The Taxpayer Advocate Service’s website, known internally as the Tax Toolkit, underwent a complete redesign from August 2013 to January 2015, including design, architecture, and content.
The old site had grown over several years into a jumble of FAQ’s, outdated information, and circuitous navigation. The new site would center around helping taxpayers understand their issues, breaking it down into understandable chunks, and presenting information in a way that was readable, and frankly, less terrifying than most tax information.
We also wanted the site to be modern, searchable, and fully responsive.
To create a really taxpayer-focused product, we had to figure out what our voice was meant to be.
The Toolkit should be direct, but not forceful; friendly, but not pandering; expert, but with limited jargon.
This would be a complete change from the way that most of the subject matter experts were used to writing. One of the things I like best about content strategy is that it can’t be done alone, so you have to figure out how to help others understand the value of a user-focused approach, and the power of speaking clearly.
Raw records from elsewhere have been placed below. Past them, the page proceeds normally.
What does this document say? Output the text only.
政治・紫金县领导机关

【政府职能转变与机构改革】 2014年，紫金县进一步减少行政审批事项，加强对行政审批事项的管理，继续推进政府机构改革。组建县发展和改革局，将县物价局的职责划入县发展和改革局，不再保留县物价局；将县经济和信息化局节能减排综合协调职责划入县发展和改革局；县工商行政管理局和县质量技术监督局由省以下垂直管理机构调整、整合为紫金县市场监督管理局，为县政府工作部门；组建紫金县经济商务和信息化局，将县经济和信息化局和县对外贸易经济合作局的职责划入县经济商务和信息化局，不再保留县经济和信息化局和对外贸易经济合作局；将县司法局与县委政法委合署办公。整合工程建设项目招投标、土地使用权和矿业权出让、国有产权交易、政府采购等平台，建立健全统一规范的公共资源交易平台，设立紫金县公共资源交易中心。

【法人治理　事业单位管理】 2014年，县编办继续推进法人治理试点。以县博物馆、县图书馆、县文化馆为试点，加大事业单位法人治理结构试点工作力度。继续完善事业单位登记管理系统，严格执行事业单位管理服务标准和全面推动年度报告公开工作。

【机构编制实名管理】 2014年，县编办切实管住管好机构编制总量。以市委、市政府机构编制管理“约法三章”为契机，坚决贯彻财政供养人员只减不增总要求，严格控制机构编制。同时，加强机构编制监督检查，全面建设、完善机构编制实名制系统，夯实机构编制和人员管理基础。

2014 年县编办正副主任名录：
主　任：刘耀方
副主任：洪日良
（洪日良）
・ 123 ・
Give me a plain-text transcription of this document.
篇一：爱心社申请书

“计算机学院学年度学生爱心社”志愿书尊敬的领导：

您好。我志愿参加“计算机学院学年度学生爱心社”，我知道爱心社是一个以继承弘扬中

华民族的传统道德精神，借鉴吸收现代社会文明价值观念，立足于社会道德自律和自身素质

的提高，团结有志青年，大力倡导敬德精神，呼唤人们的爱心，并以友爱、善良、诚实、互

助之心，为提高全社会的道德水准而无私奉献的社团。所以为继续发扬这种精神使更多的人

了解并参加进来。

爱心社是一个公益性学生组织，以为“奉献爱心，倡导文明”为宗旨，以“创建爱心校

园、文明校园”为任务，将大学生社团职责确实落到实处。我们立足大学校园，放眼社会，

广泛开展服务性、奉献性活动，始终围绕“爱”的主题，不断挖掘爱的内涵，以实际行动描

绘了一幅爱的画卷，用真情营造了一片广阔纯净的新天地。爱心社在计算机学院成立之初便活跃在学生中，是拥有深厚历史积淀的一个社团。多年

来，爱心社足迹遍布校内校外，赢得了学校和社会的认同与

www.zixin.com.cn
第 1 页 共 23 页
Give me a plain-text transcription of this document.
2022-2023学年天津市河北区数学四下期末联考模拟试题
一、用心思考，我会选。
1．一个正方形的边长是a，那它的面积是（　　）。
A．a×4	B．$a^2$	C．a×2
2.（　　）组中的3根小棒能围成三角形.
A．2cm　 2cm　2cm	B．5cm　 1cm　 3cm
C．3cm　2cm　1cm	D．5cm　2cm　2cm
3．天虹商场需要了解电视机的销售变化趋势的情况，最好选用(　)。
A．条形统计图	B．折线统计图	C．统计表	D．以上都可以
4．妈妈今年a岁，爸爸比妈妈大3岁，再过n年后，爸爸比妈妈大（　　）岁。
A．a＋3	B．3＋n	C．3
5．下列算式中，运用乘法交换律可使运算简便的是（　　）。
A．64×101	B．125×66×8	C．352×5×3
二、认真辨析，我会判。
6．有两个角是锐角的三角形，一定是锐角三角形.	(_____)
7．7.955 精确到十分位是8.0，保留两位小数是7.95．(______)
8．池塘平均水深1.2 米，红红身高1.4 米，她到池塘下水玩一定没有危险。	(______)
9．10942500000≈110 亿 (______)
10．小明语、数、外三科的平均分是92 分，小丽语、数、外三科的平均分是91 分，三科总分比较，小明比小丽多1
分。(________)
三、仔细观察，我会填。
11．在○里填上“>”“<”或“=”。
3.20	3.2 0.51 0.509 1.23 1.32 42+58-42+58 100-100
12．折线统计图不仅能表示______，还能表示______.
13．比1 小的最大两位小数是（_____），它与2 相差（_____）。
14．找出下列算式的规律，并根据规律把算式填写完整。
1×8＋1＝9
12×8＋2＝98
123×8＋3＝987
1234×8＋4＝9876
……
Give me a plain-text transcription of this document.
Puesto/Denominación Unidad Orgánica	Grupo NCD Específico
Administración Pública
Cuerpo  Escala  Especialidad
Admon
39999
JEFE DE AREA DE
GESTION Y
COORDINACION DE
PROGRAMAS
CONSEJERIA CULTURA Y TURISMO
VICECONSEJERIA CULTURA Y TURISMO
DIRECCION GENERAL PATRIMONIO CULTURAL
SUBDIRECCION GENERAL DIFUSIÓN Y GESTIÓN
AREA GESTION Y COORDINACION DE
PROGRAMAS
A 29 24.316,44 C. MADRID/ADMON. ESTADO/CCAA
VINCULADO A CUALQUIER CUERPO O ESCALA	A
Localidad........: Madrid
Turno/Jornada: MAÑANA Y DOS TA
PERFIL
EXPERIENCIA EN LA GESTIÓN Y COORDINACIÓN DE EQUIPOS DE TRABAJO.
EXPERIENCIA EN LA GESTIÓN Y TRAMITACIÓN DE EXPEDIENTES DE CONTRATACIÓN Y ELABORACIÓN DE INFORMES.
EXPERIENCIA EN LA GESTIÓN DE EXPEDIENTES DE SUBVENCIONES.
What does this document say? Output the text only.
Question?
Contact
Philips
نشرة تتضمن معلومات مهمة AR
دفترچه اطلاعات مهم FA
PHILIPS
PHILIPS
Developing a content production and clearance process was crucial to the site ever launching. It involved teams of writers and subject matter experts creating content that was factually accurate and plain language, and then a series of legal, subject, and editorial reviews to ensure that the information we were providing was correct and understandable.
Before launch, we used IRS usability labs to do in-person UX testing. As the lab was in a Wyoming office that mostly handled paperwork processing, we were able to get federal employees with little to no tax knowledge to test the site.
In the months after launch, we also took the site to tax forums around the country and did in-person testing, to see how the site could serve tax professionals who wanted clear content to share with their clients.